Тот потрепал её загривок, дал пару наставлений и отстегнул ошейник.
– Умеешь же ты с мужиками общаться, – подбежал к ней и принюхался, как к старому коньяку, Шарик.
– Да, им много не надо: сначала дозу стервозности, потом чуточки ласки, а дальше проси всё, что хочешь. Так и чередуешь, – лизнула Кара Шарика в самое ухо.
– А если надоест? – уловил Шарик звуки дорогого шампуня от её шкурки.
– Темп надо периодически менять, – рванула она от Шарика.
"Как же интересно с умными бабами, но брать всё равно хочется красивых", – подумал про себя Шарик, догоняя самку.
– Мне кажется, что я и внешне ничего, – угадала его мысли Кара.
– Ты шикарна, я давно таких не встречал, – повалил её на землю Шарик.
– А ты вообще с кем-нибудь встречаешься, у тебя есть подружка? – лёжа на спине, отмахивалась она от его придаточных предложений.
– Есть, я к ней пожрать хожу. Она добрая, но в ней слишком этого, – ткнулся ей мордой в грудь Шарик.
– Быта? – раздухарилась от любовной борьбы Кара.

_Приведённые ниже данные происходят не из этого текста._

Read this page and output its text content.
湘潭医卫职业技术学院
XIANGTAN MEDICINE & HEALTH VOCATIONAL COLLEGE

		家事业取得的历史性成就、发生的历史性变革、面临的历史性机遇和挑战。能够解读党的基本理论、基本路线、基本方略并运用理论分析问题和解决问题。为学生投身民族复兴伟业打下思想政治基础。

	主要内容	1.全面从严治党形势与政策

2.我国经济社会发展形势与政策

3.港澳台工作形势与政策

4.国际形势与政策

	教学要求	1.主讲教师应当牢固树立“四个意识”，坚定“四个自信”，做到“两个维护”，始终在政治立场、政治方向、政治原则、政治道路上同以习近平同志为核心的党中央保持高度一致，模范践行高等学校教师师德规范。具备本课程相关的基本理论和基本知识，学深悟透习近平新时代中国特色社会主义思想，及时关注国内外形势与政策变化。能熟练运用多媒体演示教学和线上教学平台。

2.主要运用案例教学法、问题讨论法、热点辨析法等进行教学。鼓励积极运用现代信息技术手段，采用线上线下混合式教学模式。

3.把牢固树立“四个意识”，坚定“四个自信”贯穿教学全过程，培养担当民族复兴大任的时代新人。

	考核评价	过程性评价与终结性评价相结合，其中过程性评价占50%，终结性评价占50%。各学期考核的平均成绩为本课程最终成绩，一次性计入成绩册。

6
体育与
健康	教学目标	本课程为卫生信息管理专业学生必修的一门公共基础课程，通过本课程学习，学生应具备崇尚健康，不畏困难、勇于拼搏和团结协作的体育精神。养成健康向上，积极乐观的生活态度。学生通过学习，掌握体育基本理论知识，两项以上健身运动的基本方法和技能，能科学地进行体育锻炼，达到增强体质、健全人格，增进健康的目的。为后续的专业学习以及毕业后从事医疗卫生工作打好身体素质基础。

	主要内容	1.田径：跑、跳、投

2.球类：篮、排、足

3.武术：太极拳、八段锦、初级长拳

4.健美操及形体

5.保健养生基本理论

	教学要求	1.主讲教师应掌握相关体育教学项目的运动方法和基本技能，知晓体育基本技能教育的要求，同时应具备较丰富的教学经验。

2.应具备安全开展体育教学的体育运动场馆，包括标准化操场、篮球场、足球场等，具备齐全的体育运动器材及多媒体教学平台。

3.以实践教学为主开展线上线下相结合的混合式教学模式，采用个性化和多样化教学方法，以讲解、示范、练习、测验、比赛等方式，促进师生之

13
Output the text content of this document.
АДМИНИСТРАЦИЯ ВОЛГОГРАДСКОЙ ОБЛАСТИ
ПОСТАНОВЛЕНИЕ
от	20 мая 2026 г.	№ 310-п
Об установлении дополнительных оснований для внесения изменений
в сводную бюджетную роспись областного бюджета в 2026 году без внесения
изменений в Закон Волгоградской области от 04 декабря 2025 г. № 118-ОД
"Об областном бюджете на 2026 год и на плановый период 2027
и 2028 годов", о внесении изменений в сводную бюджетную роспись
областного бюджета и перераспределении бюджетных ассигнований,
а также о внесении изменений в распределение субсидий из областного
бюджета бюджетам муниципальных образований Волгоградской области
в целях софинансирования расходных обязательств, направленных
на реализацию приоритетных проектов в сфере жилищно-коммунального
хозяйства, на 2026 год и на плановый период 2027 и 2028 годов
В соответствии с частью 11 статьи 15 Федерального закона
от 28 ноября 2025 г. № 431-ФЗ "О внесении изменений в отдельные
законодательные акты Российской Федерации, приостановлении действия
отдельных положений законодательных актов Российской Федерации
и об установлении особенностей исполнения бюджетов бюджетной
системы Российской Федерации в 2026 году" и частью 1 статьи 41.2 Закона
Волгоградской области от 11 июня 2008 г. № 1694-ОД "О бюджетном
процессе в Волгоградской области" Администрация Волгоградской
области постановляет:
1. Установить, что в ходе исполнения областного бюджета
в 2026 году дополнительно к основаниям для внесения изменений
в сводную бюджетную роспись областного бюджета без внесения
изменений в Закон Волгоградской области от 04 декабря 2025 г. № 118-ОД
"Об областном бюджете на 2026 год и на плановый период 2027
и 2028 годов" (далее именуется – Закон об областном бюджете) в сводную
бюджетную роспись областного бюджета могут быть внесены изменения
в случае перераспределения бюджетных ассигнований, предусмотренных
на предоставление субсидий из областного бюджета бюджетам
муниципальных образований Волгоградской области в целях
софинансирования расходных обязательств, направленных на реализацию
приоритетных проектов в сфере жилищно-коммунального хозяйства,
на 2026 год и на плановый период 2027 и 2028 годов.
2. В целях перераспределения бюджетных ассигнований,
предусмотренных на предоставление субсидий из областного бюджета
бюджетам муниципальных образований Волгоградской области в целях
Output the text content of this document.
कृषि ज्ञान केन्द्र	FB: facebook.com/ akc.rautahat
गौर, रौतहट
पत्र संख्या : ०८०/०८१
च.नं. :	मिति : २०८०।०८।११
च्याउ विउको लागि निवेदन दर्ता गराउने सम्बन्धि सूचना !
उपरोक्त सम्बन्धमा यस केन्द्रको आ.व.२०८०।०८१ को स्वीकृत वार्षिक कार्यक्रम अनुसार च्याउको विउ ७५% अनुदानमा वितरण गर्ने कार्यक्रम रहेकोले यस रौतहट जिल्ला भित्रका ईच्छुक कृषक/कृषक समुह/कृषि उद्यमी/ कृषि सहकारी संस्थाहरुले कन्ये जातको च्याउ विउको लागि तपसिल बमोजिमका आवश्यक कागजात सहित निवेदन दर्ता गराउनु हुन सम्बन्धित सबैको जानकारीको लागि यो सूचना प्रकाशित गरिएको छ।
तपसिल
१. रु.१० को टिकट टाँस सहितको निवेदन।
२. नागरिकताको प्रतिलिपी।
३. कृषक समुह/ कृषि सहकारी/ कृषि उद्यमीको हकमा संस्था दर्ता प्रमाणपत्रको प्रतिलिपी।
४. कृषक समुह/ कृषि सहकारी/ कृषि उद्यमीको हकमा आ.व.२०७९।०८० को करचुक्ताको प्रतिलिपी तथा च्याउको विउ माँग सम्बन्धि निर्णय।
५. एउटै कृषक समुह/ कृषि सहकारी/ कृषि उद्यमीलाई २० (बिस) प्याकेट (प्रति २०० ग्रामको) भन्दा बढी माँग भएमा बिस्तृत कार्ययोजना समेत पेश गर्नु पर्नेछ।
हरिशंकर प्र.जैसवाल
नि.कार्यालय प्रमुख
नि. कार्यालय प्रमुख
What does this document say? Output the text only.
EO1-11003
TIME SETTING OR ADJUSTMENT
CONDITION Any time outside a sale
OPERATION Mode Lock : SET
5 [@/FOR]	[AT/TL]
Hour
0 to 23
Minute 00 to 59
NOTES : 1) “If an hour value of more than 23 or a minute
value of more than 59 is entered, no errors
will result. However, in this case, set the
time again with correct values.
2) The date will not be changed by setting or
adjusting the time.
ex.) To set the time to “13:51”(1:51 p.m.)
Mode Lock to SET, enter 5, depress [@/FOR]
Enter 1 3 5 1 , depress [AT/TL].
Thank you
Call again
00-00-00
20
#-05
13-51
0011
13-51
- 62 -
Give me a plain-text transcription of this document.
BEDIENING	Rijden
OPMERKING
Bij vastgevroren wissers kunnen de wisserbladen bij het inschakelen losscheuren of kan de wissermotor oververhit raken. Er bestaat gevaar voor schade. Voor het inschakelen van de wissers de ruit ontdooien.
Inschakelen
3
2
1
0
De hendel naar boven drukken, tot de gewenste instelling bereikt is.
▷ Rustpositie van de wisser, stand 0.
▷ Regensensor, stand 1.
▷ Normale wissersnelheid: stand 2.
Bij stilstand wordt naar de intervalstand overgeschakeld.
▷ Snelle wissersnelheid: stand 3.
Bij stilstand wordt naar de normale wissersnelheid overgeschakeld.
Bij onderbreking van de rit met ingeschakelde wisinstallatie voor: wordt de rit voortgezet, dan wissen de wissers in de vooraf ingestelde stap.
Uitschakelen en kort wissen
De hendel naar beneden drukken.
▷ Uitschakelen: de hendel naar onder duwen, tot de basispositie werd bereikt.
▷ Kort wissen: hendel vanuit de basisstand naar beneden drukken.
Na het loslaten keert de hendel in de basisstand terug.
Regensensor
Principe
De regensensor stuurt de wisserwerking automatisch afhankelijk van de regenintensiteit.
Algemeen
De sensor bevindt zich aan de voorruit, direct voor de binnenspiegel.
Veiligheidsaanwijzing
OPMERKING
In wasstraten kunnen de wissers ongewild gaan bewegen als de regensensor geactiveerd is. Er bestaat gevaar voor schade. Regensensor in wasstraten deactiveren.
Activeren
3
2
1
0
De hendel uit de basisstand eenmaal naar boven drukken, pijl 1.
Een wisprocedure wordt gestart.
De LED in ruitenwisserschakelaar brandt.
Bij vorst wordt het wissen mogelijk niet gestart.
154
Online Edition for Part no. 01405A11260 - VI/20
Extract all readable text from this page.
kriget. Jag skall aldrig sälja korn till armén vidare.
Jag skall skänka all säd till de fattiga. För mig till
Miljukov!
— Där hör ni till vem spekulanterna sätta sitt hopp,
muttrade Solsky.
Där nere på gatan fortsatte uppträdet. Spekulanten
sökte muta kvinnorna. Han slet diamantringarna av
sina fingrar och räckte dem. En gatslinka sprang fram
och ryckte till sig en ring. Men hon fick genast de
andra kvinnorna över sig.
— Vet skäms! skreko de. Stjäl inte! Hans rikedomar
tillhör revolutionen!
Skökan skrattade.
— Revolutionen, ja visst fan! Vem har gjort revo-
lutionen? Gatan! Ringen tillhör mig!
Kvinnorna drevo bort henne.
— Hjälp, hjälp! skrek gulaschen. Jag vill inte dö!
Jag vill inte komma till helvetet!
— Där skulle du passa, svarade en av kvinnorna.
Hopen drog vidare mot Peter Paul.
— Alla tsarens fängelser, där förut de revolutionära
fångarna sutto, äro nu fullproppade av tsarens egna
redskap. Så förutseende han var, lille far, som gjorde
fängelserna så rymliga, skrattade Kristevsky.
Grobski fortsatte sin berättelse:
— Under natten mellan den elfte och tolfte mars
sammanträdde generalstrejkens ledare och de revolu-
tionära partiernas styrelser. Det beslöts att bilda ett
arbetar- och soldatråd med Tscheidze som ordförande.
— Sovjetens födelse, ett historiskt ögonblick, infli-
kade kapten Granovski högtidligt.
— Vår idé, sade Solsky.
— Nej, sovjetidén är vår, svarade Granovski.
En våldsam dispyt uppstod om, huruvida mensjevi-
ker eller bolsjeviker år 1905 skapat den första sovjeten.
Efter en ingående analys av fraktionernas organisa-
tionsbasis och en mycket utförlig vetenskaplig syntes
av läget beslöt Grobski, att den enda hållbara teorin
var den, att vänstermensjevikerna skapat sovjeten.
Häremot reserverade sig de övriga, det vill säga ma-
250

– Да, ты такая умная, я не думал, что ум может возбуждать, – легонько прикусил зубами её молодую плоскую грудь Шарик и подумал: "Ничто так не поднимает настроения женщинам, как дурные вести о других".
– Это тебе тестостерон бьёт в голову, – улыбнулась новым ощущениям его бывшая любовь. – Каким чёртом тебя сегодня принесло?
– Когда одиноко, все бегут к бывшим. Давай уже любить друг друга, крошка, – помог подняться суке Шарик. – Я же вижу, как ты соскучилась.
– А что есть повод? – отряхивалась Кара.
– Разве для секса нужен повод? – закинул он лапы ей на спину. Кара замолчала и, себе на радость, сдалась.
* * *
На работе было скучно, и я позвонил коту:
– Привет, как ты? Не разбудил.
– Да, нет, сериал смотрю "Про котов и кошек".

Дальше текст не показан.